Analysis of calcium channels in single spines using optical fluctuation analysis

Abstract

Most synapses form on small, specialized postsynaptic structures known as dendritic spines¹. The influx of Ca²⁺ ions into such spines—through synaptic receptors and voltage-sensitive Ca²⁺ channels (VSCCs)—triggers diverse processes that underlie synaptic plasticity². Using two-photon laser scanning microscopy³, we imaged action-potential-induced transient changes in Ca²⁺ concentration in spines and dendrites of CA1 pyramidal neurons in rat hippocampal slices⁴. Through analysis of the large trial-to-trial fluctuations in these transients, we have determined the number and properties of VSCCs in single spines.
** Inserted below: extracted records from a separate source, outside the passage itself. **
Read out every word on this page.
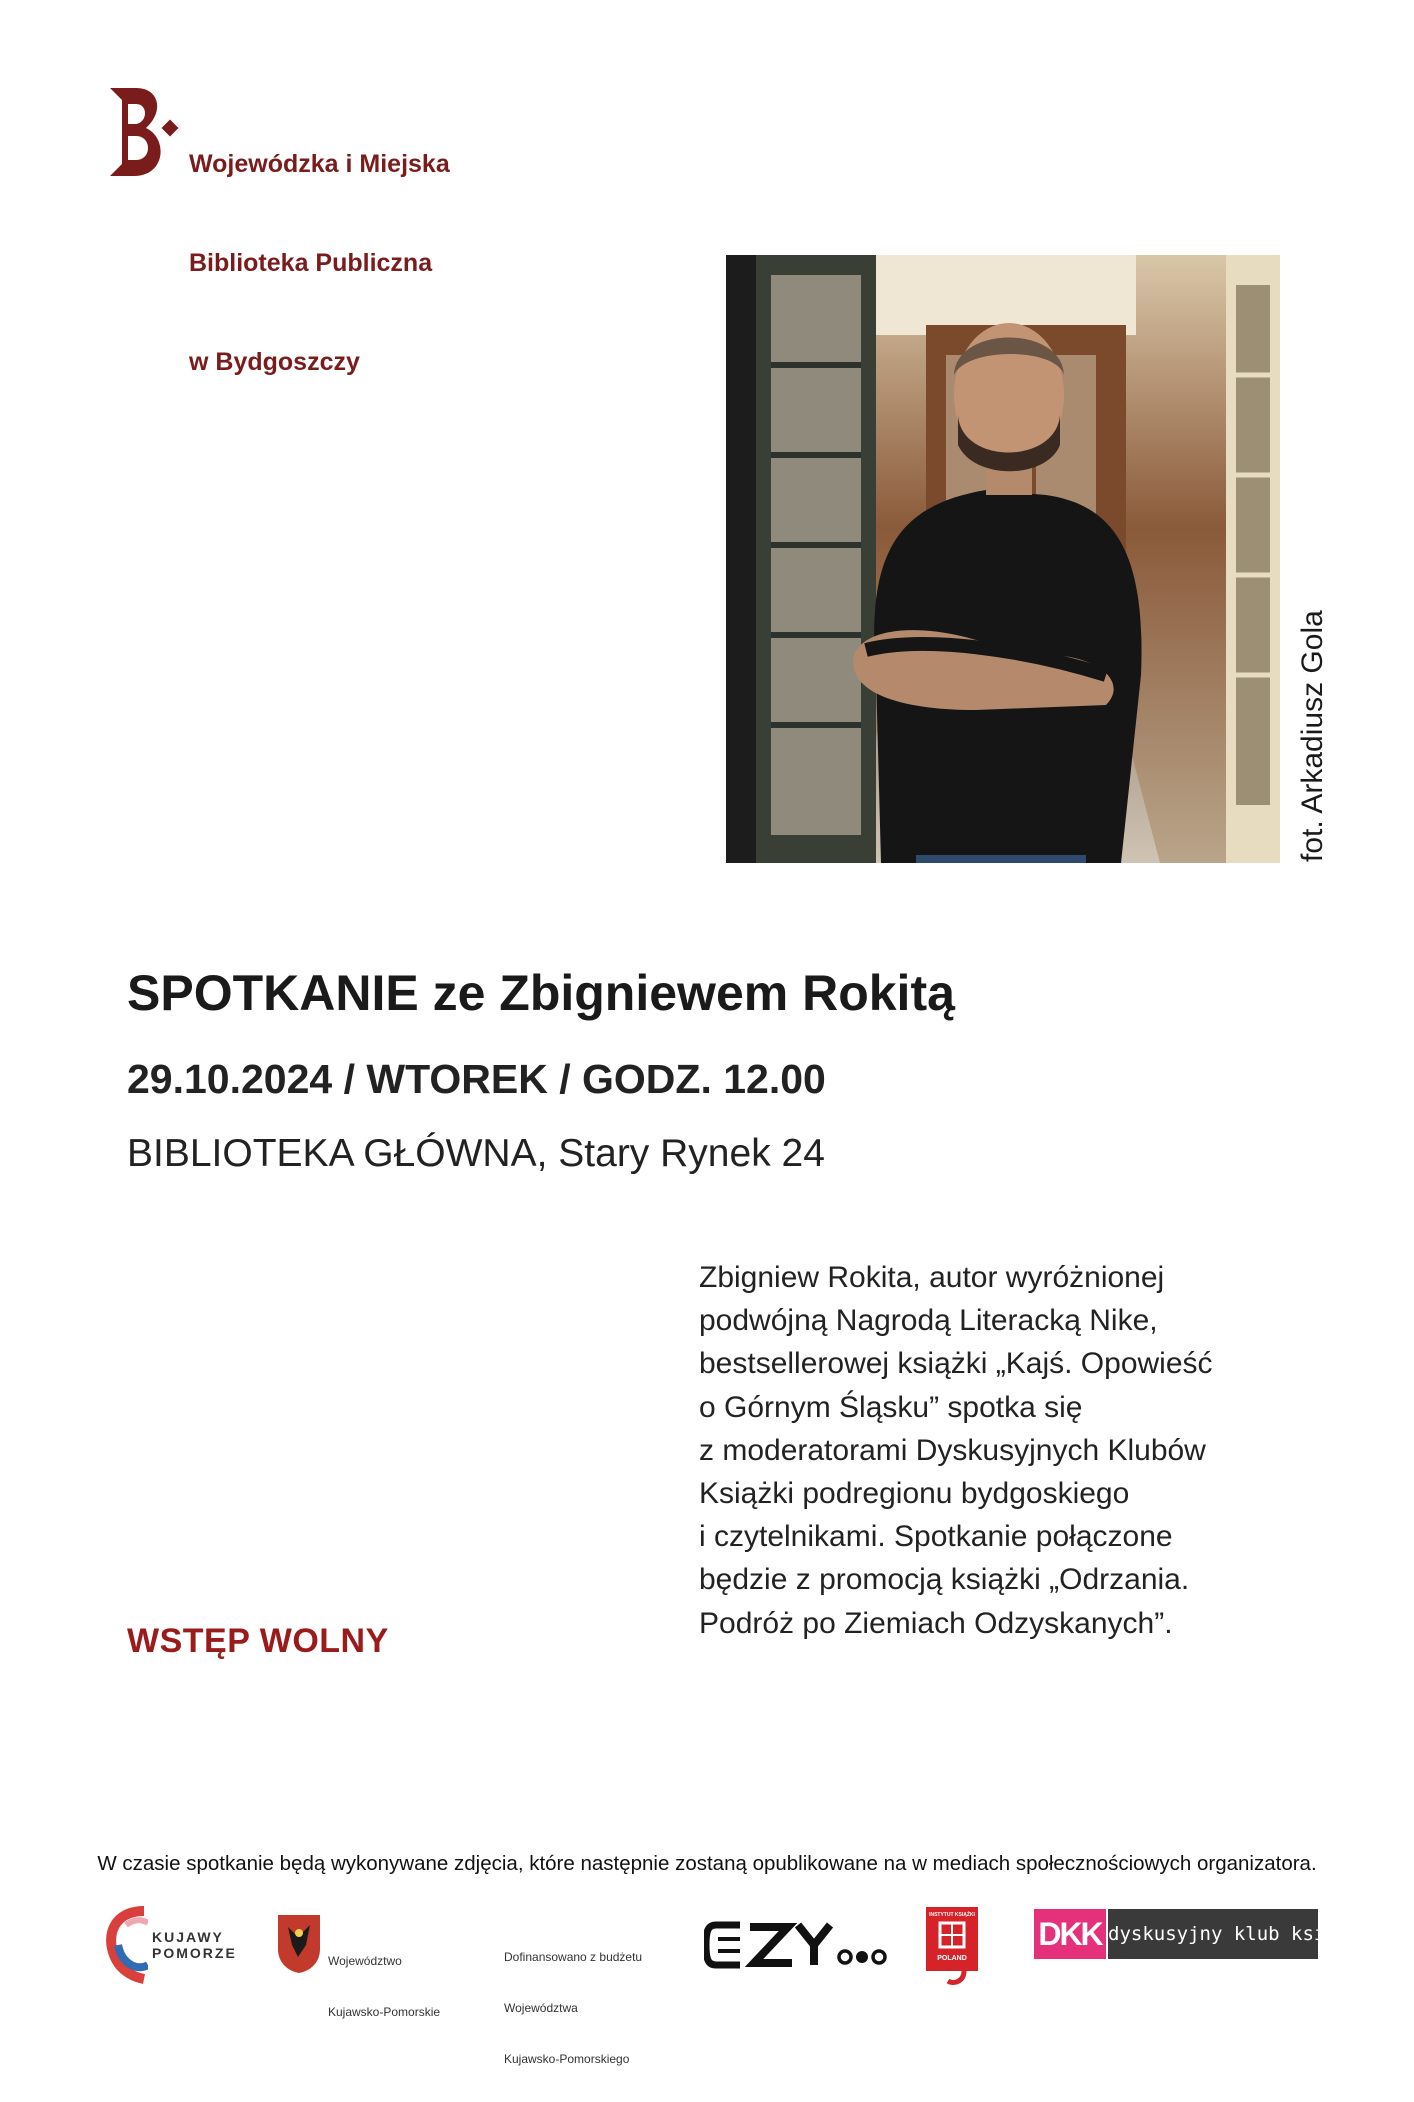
Wojewódzka i Miejska

Biblioteka Publiczna

w Bydgoszczy

fot. Arkadiusz Gola
SPOTKANIE ze Zbigniewem Rokitą
29.10.2024 / WTOREK / GODZ. 12.00
BIBLIOTEKA GŁÓWNA, Stary Rynek 24
Zbigniew Rokita, autor wyróżnionej
podwójną Nagrodą Literacką Nike,
bestsellerowej książki „Kajś. Opowieść
o Górnym Śląsku” spotka się
z moderatorami Dyskusyjnych Klubów
Książki podregionu bydgoskiego
i czytelnikami. Spotkanie połączone
będzie z promocją książki „Odrzania.
Podróż po Ziemiach Odzyskanych”.
WSTĘP WOLNY
W czasie spotkanie będą wykonywane zdjęcia, które następnie zostaną opublikowane na w mediach społecznościowych organizatora.
KUJAWY
POMORZE

	Województwo

Kujawsko-Pomorskie

Dofinansowano z budżetu

Województwa

Kujawsko-Pomorskiego

INSTYTUT KSIĄŻKI
POLAND
DKK dyskusyjny klub książki
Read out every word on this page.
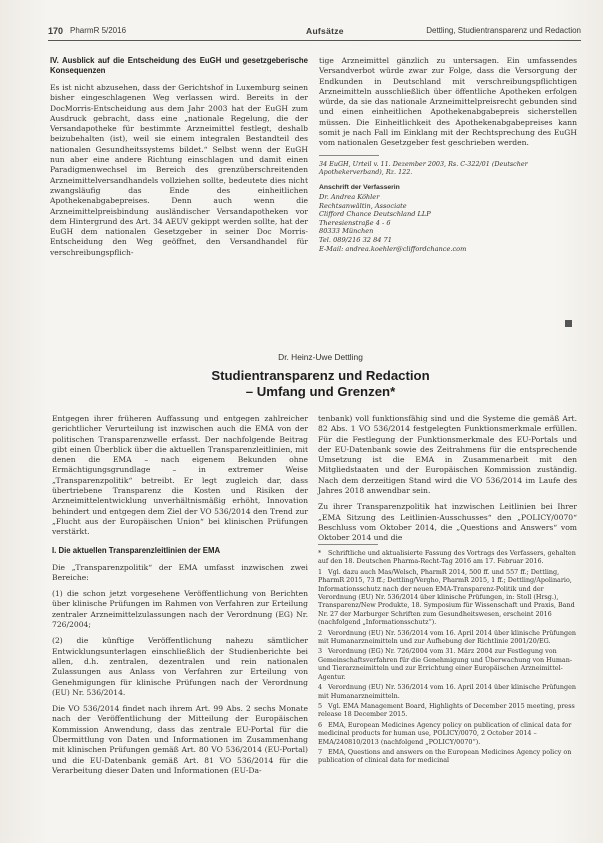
170 PharmR 5/2016	Aufsätze	Dettling, Studientransparenz und Redaction
IV. Ausblick auf die Entscheidung des EuGH und gesetzgeberische Konsequenzen

Es ist nicht abzusehen, dass der Gerichtshof in Luxemburg seinen bisher eingeschlagenen Weg verlassen wird. Bereits in der DocMorris-Entscheidung aus dem Jahr 2003 hat der EuGH zum Ausdruck gebracht, dass eine „nationale Regelung, die der Versandapotheke für bestimmte Arzneimittel festlegt, deshalb beizubehalten (ist), weil sie einem integralen Bestandteil des nationalen Gesundheitssystems bildet.“ Selbst wenn der EuGH nun aber eine andere Richtung einschlagen und damit einen Paradigmenwechsel im Bereich des grenzüberschreitenden Arzneimittelversandhandels vollziehen sollte, bedeutete dies nicht zwangsläufig das Ende des einheitlichen Apothekenabgabepreises. Denn auch wenn die Arzneimittelpreisbindung ausländischer Versandapotheken vor dem Hintergrund des Art. 34 AEUV gekippt werden sollte, hat der EuGH dem nationalen Gesetzgeber in seiner Doc Morris-Entscheidung den Weg geöffnet, den Versandhandel für verschreibungspflich-

tige Arzneimittel gänzlich zu untersagen. Ein umfassendes Versandverbot würde zwar zur Folge, dass die Versorgung der Endkunden in Deutschland mit verschreibungspflichtigen Arzneimitteln ausschließlich über öffentliche Apotheken erfolgen würde, da sie das nationale Arzneimittelpreisrecht gebunden sind und einen einheitlichen Apothekenabgabepreis sicherstellen müssen. Die Einheitlichkeit des Apothekenabgabepreises kann somit je nach Fall im Einklang mit der Rechtsprechung des EuGH vom nationalen Gesetzgeber fest geschrieben werden.

34 EuGH, Urteil v. 11. Dezember 2003, Rs. C-322/01 (Deutscher Apothekerverband), Rz. 122.
Anschrift der Verfasserin
Dr. Andrea Köhler
Rechtsanwältin, Associate
Clifford Chance Deutschland LLP
Theresienstraße 4 - 6
80333 München
Tel. 089/216 32 84 71
E-Mail: andrea.koehler@cliffordchance.com
Dr. Heinz-Uwe Dettling
Studientransparenz und Redaction
– Umfang und Grenzen*

Entgegen ihrer früheren Auffassung und entgegen zahlreicher gerichtlicher Verurteilung ist inzwischen auch die EMA von der politischen Transparenzwelle erfasst. Der nachfolgende Beitrag gibt einen Überblick über die aktuellen Transparenzleitlinien, mit denen die EMA – nach eigenem Bekunden ohne Ermächtigungsgrundlage – in extremer Weise „Transparenzpolitik“ betreibt. Er legt zugleich dar, dass übertriebene Transparenz die Kosten und Risiken der Arzneimittelentwicklung unverhältnismäßig erhöht, Innovation behindert und entgegen dem Ziel der VO 536/2014 den Trend zur „Flucht aus der Europäischen Union“ bei klinischen Prüfungen verstärkt.

I. Die aktuellen Transparenzleitlinien der EMA

Die „Transparenzpolitik“ der EMA umfasst inzwischen zwei Bereiche:

(1) die schon jetzt vorgesehene Veröffentlichung von Berichten über klinische Prüfungen im Rahmen von Verfahren zur Erteilung zentraler Arzneimittelzulassungen nach der Verordnung (EG) Nr. 726/2004;

(2) die künftige Veröffentlichung nahezu sämtlicher Entwicklungsunterlagen einschließlich der Studienberichte bei allen, d.h. zentralen, dezentralen und rein nationalen Zulassungen aus Anlass von Verfahren zur Erteilung von Genehmigungen für klinische Prüfungen nach der Verordnung (EU) Nr. 536/2014.

Die VO 536/2014 findet nach ihrem Art. 99 Abs. 2 sechs Monate nach der Veröffentlichung der Mitteilung der Europäischen Kommission Anwendung, dass das zentrale EU-Portal für die Übermittlung von Daten und Informationen im Zusammenhang mit klinischen Prüfungen gemäß Art. 80 VO 536/2014 (EU-Portal) und die EU-Datenbank gemäß Art. 81 VO 536/2014 für die Verarbeitung dieser Daten und Informationen (EU-Da-

tenbank) voll funktionsfähig sind und die Systeme die gemäß Art. 82 Abs. 1 VO 536/2014 festgelegten Funktionsmerkmale erfüllen. Für die Festlegung der Funktionsmerkmale des EU-Portals und der EU-Datenbank sowie des Zeitrahmens für die entsprechende Umsetzung ist die EMA in Zusammenarbeit mit den Mitgliedstaaten und der Europäischen Kommission zuständig. Nach dem derzeitigen Stand wird die VO 536/2014 im Laufe des Jahres 2018 anwendbar sein.

Zu ihrer Transparenzpolitik hat inzwischen Leitlinien bei Ihrer „EMA Sitzung des Leitlinien-Ausschusses“ den „POLICY/0070“ Beschluss vom Oktober 2014, die „Questions and Answers“ vom Oktober 2014 und die

* Schriftliche und aktualisierte Fassung des Vortrags des Verfassers, gehalten auf den 18. Deutschen Pharma-Recht-Tag 2016 am 17. Februar 2016.
1 Vgl. dazu auch Mas/Welsch, PharmR 2014, 500 ff. und 557 ff.; Dettling, PharmR 2015, 73 ff.; Dettling/Vergho, PharmR 2015, 1 ff.; Dettling/Apolinario, Informationsschutz nach der neuen EMA-Transparenz-Politik und der Verordnung (EU) Nr. 536/2014 über klinische Prüfungen, in: Stoll (Hrsg.), Transparenz/New Produkte, 18. Symposium für Wissenschaft und Praxis, Band Nr. 27 der Marburger Schriften zum Gesundheitswesen, erscheint 2016 (nachfolgend „Informationsschutz“).
2 Verordnung (EU) Nr. 536/2014 vom 16. April 2014 über klinische Prüfungen mit Humanarzneimitteln und zur Aufhebung der Richtlinie 2001/20/EG.
3 Verordnung (EG) Nr. 726/2004 vom 31. März 2004 zur Festlegung von Gemeinschaftsverfahren für die Genehmigung und Überwachung von Human- und Tierarzneimitteln und zur Errichtung einer Europäischen Arzneimittel-Agentur.
4 Verordnung (EU) Nr. 536/2014 vom 16. April 2014 über klinische Prüfungen mit Humanarzneimitteln.
5 Vgl. EMA Management Board, Highlights of December 2015 meeting, press release 18 December 2015.
6 EMA, European Medicines Agency policy on publication of clinical data for medicinal products for human use, POLICY/0070, 2 October 2014 – EMA/240810/2013 (nachfolgend „POLICY/0070“).
7 EMA, Questions and answers on the European Medicines Agency policy on publication of clinical data for medicinal
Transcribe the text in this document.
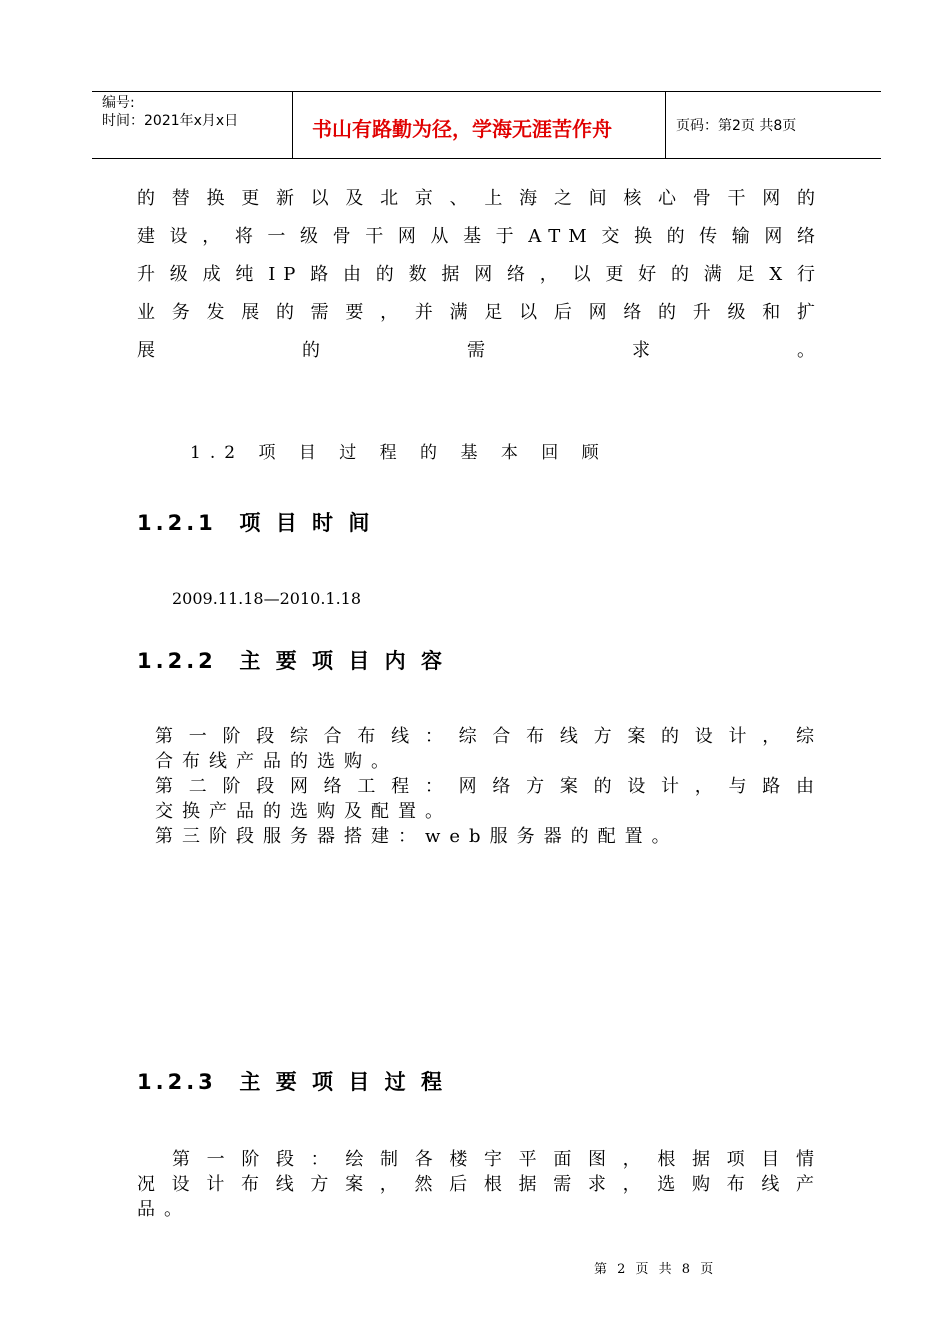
编号:
时间：2021年x月x日	书山有路勤为径，学海无涯苦作舟	页码：第2页 共8页
的替换更新以及北京、上海之间核心骨干网的
建设，将一级骨干网从基于ATM交换的传输网络
升级成纯IP路由的数据网络，以更好的满足X行
业务发展的需要，并满足以后网络的升级和扩
展的需求。
1.2 项 目 过 程 的 基 本 回 顾
1.2.1  项 目 时 间
2009.11.18—2010.1.18
1.2.2  主 要 项 目 内 容
第一阶段综合布线：综合布线方案的设计，综
合布线产品的选购。
第二阶段网络工程：网络方案的设计，与路由
交换产品的选购及配置。
第三阶段服务器搭建：web服务器的配置。
1.2.3  主 要 项 目 过 程
第一阶段：绘制各楼宇平面图，根据项目情
况设计布线方案，然后根据需求，选购布线产
品。
第 2 页 共 8 页
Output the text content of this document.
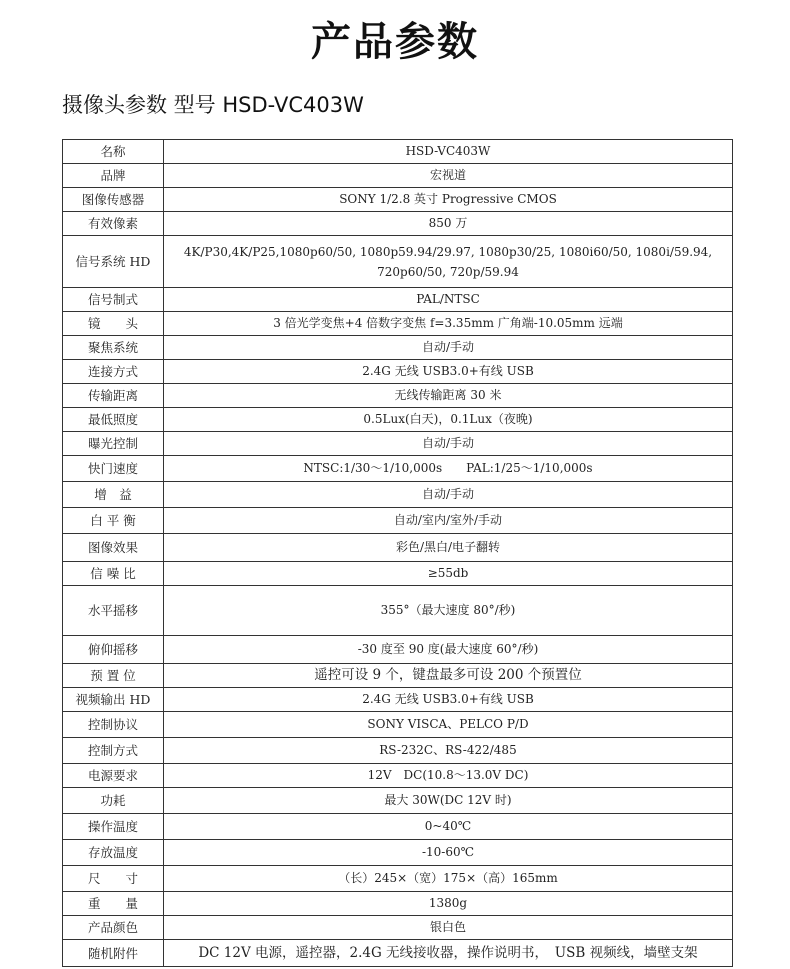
产品参数
摄像头参数 型号 HSD-VC403W
名称	HSD-VC403W
品牌	宏视道
图像传感器	SONY 1/2.8 英寸 Progressive CMOS
有效像素	850 万
信号系统 HD	4K/P30,4K/P25,1080p60/50, 1080p59.94/29.97, 1080p30/25, 1080i60/50, 1080i/59.94, 720p60/50, 720p/59.94
信号制式	PAL/NTSC
镜　　头	3 倍光学变焦+4 倍数字变焦 f=3.35mm 广角端-10.05mm 远端
聚焦系统	自动/手动
连接方式	2.4G 无线 USB3.0+有线 USB
传输距离	无线传输距离 30 米
最低照度	0.5Lux(白天)，0.1Lux（夜晚)
曝光控制	自动/手动
快门速度	NTSC:1/30～1/10,000s　　PAL:1/25～1/10,000s
增　益	自动/手动
白 平 衡	自动/室内/室外/手动
图像效果	彩色/黑白/电子翻转
信 噪 比	≥55db
水平摇移	355°（最大速度 80°/秒)
俯仰摇移	-30 度至 90 度(最大速度 60°/秒)
预 置 位	遥控可设 9 个，键盘最多可设 200 个预置位
视频输出 HD	2.4G 无线 USB3.0+有线 USB
控制协议	SONY VISCA、PELCO P/D
控制方式	RS-232C、RS-422/485
电源要求	12V　DC(10.8～13.0V DC)
功耗	最大 30W(DC 12V 时)
操作温度	0~40℃
存放温度	-10-60℃
尺　　寸	（长）245×（宽）175×（高）165mm
重　　量	1380g
产品颜色	银白色
随机附件	DC 12V 电源，遥控器，2.4G 无线接收器，操作说明书，　USB 视频线，墙壁支架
Here we report that each spine contains 1–20 VSCCs, and that this number increases with spine volume. We are able to detect the opening of a single VSCC on a spine. In spines located on the proximal dendritic tree, VSCCs normally open with high probability (∼0.5) following dendritic action potentials. Activation of GABA_B receptors reduced this probability in apical spines to ∼0.3 but had no effect on VSCCs in dendrites or basal spines. Our studies show that the spatial distribution of VSCC subtypes and their modulatory potential is regulated with submicrometre precision.